In the wake of three people dying inside a Centre County farm silo Wednesday morning, we asked experts about the common dangers associated with working inside silos. Law enforcement officials say silo gas caused the three deaths.

Douglas Braff spoke with agriculture experts on Wednesday about this.

In total happenstance, these three silo deaths came the same week as this year’s national farm safety and health week.

“So, farming is very dangerous in general,” Chris Houser, the assistant director of agronomy and natural resources programs at Penn State Extension Silos are just one part of that.”

According to the most recent farm fatality data, from Penn State Extension, 2021 saw 16 reported deaths related to agriculture in Pennsylvania. That’s down from 39 in 2020.

Nonetheless, the National Education Center for Agricultural Safety says “the agricultural sector is still the most dangerous in America.”

The Center adds that the autumn harvest can be “one of the busiest and most dangerous seasons of the year” for the sector, which is why the third week of September is Safety and Health Week. They cite 2019 data from the U.S. Bureau of Labor Statistics reporting that there were 23.1 deaths per 100,000 agricultural workers.

But officials from Penn State Extension and the Pennsylvania Farm Bureau said that silos present unique dangers especially silo gas, the very thing officials say caused Wednesday morning’s silo deaths.

“And usually a lot of times, in the fall and if, especially a drought year, for some reason when that silo or that corn silo starts to go through a fermentation process it’ll give off a sulfur-type gas and usually it can be light or you can actually see a yellow gas coming out of the chute of the silo.”

Centre County is one of several in Pennsylvania that have been under a “drought watch” from the Pennsylvania Department of Environmental Protection.
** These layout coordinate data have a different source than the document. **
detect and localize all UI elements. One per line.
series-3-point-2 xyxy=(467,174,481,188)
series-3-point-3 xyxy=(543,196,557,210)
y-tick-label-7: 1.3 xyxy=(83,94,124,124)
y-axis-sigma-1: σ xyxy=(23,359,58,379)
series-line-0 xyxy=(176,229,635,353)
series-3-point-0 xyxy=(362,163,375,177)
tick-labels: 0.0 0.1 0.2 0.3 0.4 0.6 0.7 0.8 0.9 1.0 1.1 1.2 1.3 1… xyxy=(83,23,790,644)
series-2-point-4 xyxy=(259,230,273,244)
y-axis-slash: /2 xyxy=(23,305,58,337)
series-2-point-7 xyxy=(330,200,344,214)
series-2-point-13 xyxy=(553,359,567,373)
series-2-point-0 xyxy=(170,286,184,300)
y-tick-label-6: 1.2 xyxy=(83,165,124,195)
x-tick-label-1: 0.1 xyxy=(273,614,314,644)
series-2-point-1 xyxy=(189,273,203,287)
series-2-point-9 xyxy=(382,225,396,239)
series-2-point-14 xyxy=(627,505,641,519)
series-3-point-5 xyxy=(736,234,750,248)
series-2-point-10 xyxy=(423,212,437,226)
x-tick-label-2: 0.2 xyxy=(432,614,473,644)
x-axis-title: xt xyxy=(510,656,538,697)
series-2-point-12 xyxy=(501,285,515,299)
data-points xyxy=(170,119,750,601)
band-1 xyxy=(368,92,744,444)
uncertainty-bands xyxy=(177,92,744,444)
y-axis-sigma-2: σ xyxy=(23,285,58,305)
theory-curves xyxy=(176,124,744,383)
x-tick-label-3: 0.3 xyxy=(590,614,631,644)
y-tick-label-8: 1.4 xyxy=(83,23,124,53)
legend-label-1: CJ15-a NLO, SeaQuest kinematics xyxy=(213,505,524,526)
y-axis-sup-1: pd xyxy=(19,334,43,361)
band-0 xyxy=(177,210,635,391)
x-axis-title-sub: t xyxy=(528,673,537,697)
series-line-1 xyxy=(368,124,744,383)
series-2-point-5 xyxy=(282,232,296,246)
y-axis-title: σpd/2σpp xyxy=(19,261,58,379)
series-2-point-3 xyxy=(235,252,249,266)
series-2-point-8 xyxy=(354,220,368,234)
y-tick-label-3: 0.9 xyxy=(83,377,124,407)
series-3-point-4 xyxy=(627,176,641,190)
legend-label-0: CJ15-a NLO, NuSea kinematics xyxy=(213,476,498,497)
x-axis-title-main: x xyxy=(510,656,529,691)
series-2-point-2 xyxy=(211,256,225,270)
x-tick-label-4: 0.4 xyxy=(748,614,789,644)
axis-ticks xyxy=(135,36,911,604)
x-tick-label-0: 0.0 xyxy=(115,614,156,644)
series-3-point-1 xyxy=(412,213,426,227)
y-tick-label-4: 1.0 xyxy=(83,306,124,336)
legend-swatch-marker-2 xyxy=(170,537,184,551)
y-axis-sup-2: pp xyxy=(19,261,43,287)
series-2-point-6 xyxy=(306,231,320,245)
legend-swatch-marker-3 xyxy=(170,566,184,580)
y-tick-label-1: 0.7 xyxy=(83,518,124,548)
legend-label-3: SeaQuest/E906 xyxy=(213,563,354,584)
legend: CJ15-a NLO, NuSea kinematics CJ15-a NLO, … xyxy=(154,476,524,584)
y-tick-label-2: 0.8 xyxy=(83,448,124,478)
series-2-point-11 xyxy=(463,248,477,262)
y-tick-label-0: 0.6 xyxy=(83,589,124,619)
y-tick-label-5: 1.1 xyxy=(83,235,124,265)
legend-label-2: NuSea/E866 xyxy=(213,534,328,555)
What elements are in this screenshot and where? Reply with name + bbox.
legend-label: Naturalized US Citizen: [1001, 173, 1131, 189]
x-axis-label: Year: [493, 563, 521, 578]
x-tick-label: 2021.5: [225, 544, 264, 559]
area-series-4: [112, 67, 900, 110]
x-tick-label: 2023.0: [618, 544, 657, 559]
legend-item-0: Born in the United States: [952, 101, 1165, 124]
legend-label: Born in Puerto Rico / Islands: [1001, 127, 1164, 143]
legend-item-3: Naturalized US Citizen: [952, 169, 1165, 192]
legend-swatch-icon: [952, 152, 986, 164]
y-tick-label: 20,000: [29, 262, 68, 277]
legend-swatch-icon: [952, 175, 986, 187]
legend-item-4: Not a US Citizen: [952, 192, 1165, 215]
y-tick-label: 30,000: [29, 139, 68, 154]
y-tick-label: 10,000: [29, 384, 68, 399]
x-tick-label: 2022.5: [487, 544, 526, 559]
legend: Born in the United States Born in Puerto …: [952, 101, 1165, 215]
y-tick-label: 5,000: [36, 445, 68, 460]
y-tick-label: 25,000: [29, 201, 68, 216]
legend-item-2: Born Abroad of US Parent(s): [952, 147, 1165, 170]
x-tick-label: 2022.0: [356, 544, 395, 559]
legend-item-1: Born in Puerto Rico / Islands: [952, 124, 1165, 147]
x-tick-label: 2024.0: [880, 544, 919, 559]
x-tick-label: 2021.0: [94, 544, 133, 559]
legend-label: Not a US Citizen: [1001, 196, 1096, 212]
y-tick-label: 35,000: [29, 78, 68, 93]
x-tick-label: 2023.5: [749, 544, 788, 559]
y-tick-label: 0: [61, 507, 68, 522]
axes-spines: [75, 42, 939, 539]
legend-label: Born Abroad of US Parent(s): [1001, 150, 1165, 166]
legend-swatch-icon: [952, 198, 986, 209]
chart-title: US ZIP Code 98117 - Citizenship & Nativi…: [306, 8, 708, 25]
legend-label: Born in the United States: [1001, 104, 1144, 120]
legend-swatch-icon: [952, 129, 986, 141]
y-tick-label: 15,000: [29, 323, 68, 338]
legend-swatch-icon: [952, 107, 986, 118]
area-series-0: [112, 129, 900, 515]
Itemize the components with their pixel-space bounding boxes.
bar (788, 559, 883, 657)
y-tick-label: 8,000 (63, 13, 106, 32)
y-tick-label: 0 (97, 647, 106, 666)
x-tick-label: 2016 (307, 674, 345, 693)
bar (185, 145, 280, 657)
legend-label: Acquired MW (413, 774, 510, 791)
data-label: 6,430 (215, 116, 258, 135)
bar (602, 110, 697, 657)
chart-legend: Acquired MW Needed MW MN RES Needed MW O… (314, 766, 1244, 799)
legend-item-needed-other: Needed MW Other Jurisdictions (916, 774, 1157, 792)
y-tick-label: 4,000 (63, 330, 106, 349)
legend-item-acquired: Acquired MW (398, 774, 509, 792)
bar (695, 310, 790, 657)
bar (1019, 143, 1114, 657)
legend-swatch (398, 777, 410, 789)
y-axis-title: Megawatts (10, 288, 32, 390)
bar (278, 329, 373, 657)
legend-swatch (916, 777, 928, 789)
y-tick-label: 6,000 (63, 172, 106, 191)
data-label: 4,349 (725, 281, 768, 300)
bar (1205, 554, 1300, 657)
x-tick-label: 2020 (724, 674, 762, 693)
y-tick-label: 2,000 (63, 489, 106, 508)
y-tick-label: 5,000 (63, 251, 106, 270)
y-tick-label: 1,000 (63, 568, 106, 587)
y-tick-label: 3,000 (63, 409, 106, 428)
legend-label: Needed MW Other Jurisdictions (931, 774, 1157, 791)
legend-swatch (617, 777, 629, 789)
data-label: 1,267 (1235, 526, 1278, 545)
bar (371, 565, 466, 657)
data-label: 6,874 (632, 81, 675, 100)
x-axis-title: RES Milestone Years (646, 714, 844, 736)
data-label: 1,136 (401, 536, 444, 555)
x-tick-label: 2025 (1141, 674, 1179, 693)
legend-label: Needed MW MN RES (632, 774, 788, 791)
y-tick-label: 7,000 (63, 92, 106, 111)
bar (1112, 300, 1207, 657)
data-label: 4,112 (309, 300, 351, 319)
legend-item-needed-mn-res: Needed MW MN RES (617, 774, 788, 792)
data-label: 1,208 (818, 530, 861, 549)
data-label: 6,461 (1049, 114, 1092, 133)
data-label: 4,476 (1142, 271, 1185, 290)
“The nitrogen, is more concentrated in that corn currently And it builds up in the silo during the normal fermentation process. And it sort of just lays in that silo if it’s not properly ventilated, and it can just compound there. And if someone enters that space, there’s not enough oxygen for them to breathe.”

But how can farmers prevent these deadly situations going forward?

“The biggest danger, is that first week after filling the silo, after that last silage is put in. If farmers can stay out of that for the first week, that’s great.”

Houser also emphasized that “we really need to ventilate those silos when anybody’s entering them.”

Ebert pointed out that one person should be outside the silo who “can react rather quickly to a situation.”